Wesola

Un sottocampo a Wesoła, vicino a Mysłowice, in una miniera di carbone della Fürstengrube GmbH. IG Farben ha acquisito una quota di maggioranza della società, con l’intenzione di utilizzare la miniera in futuro come fornitore affidabile di carbone per la Buna-Werke, lo stabilimento che l’azienda stava costruendo a Monowice. Gli ebrei di un vicino campo di lavoro forzato furono impiegati per costruire la caserma che avrebbe ospitato i prigionieri di Auschwitz. Il campo era costituito da sei caserme residenziali in legno e annessi circondati da una recinzione di filo spinato con quattro torri di guardia. Il primo direttore del campo, SS-Hauptscharführer Otto Moll, è stato sostituito da SS-Oberscharführer Max Schmidt. C’erano più di 60 uomini delle SS nella guarnigione.

I primi 500 prigionieri furono portati a Wesoła all’inizio di settembre 1943. Successivamente, la popolazione salì a più di 1.200 il giugno successivo. Oltre il 90 percento erano ebrei dalla Polonia, e successivamente anche da Belgio, Francia, Boemia e Ungheria. C’erano circa 20-30 tedeschi e un numero simile di polacchi e russi.
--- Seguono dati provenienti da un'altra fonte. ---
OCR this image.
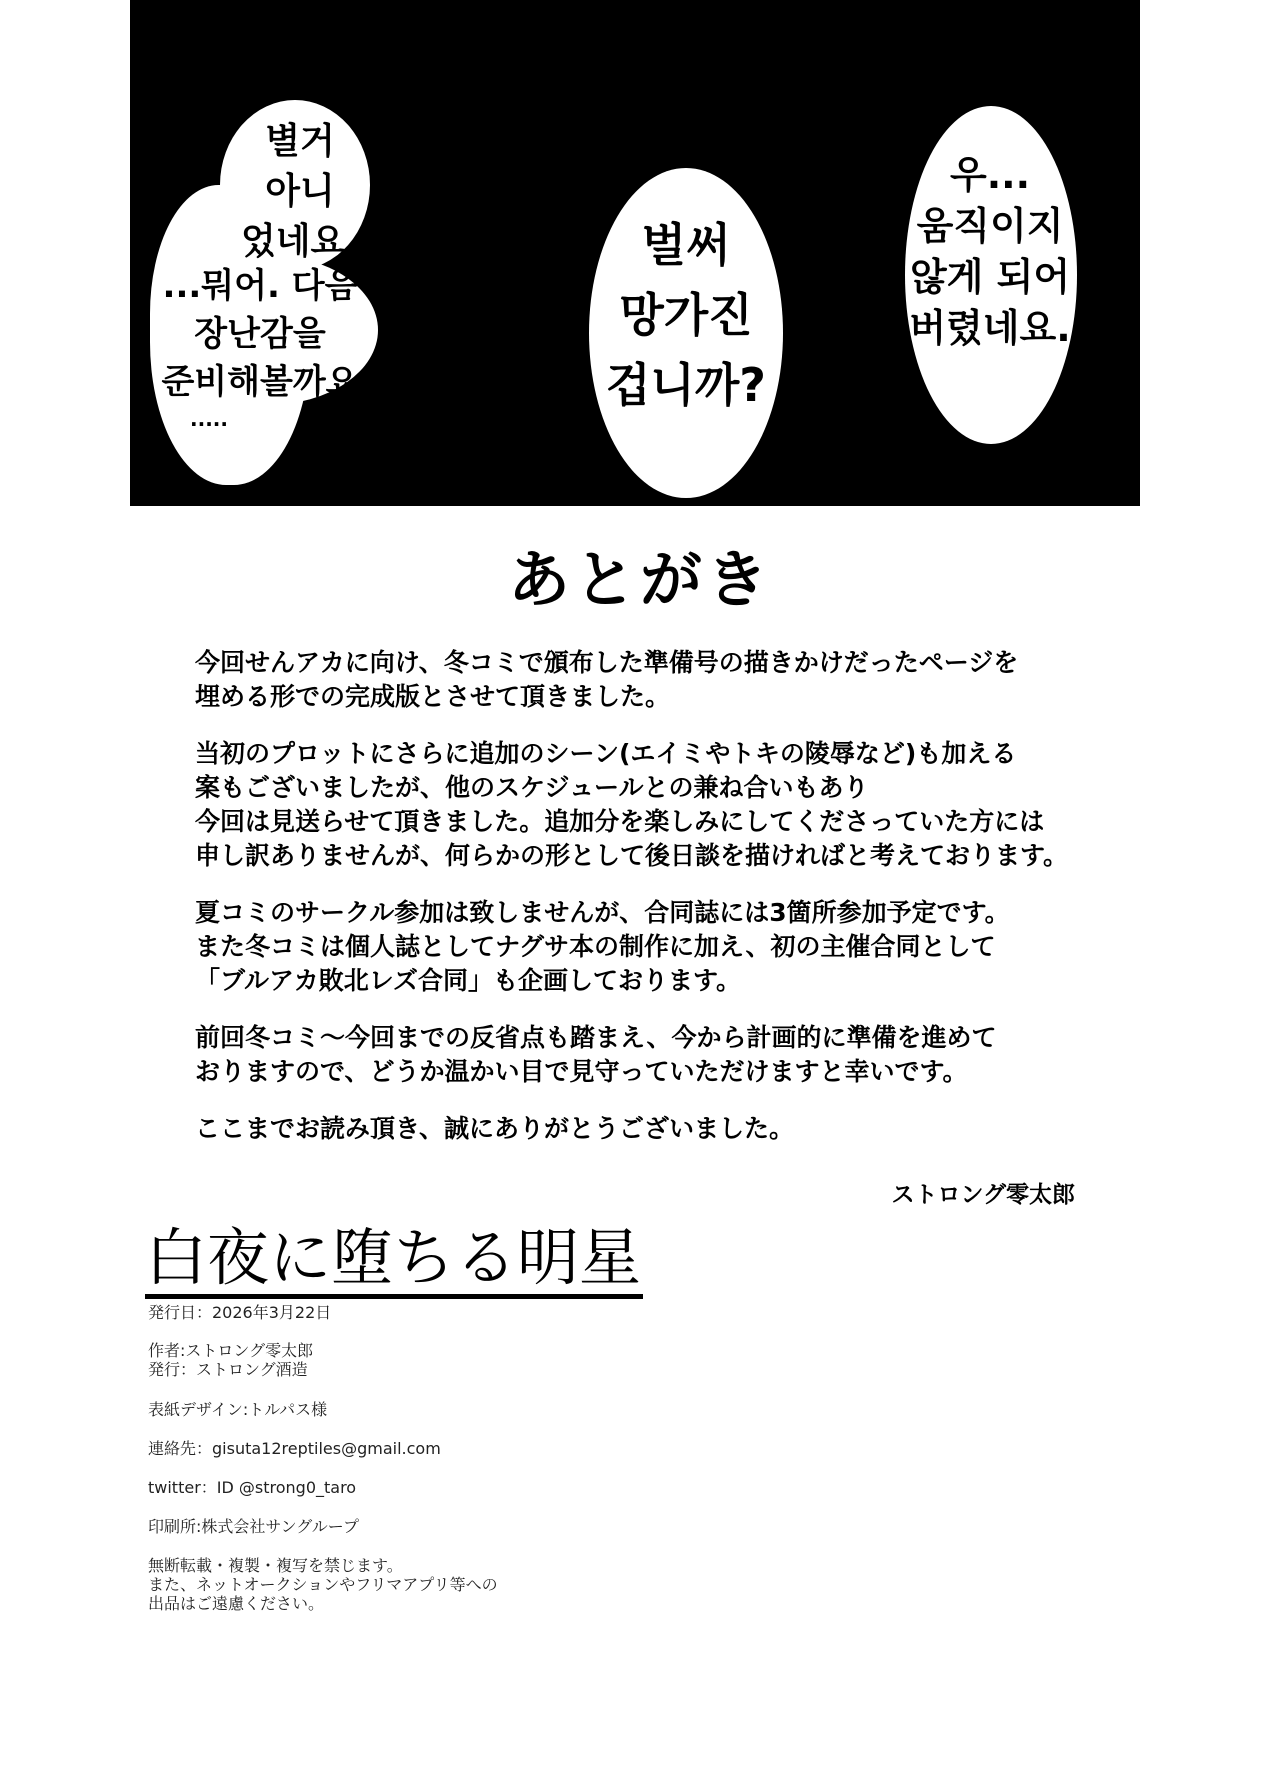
별거
아니
었네요.
...뭐어. 다음
장난감을
준비해볼까요
.....
벌써
망가진
겁니까?
우...
움직이지
않게 되어
버렸네요.
あとがき
今回せんアカに向け、冬コミで頒布した準備号の描きかけだったページを
埋める形での完成版とさせて頂きました。
当初のプロットにさらに追加のシーン(エイミやトキの陵辱など)も加える
案もございましたが、他のスケジュールとの兼ね合いもあり
今回は見送らせて頂きました。追加分を楽しみにしてくださっていた方には
申し訳ありませんが、何らかの形として後日談を描ければと考えております。
夏コミのサークル参加は致しませんが、合同誌には3箇所参加予定です。
また冬コミは個人誌としてナグサ本の制作に加え、初の主催合同として
「ブルアカ敗北レズ合同」も企画しております。
前回冬コミ〜今回までの反省点も踏まえ、今から計画的に準備を進めて
おりますので、どうか温かい目で見守っていただけますと幸いです。
ここまでお読み頂き、誠にありがとうございました。
ストロング零太郎
白夜に堕ちる明星
発行日：2026年3月22日
作者:ストロング零太郎
発行：ストロング酒造
表紙デザイン:トルパス様
連絡先：gisuta12reptiles@gmail.com
twitter：ID @strong0_taro
印刷所:株式会社サングループ
無断転載・複製・複写を禁じます。
また、ネットオークションやフリマアプリ等への
出品はご遠慮ください。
Lavorarono principalmente nella vecchia miniera (Altanlage), sulla facciata del carbone, o costruendo la nuova miniera (Neuanlage), entrambe in pessime condizioni. Si stima che la loro produttività sia la metà di quella dei lavoratori civili. La mia gestione non era soddisfatta di questo stato di cose e scrisse al direttore del sottocampo lamentandosi del fatto che stava coagulando i prigionieri. Questo è difficile da credere; statistiche di morte parzialmente esistenti rivelano che almeno 400 prigionieri malati ed esausti furono inviati a Birkenau dopo la selezione nella prima metà del 1944 e che 76 prigionieri morirono nel sottocampo stesso nella seconda metà di quell’anno.

Durante l’evacuazione di Fürstengrube, circa un migliaio di prigionieri furono fatti marciare verso Gliwice e trasportati da lì in Germania per ferrovia. Diversi giorni dopo, le SS uccisero i prigionieri malati nel sotto-campo, che erano stati lasciati indietro perché non potevano sopportare la marcia, dirigendo il fuoco automatico del fucile nella caserma e lanciando bombe a mano all’interno. Alcuni prigionieri malati sono stati bruciati vivi all’interno della caserma dell’ospedale. Solo una dozzina di prigionieri sono sopravvissuti al massacro nascondendosi prima che iniziasse o sdraiato immobile sotto cumuli di corpi quando era finito. I minatori polacchi li hanno presi in cura dopo la liberazione.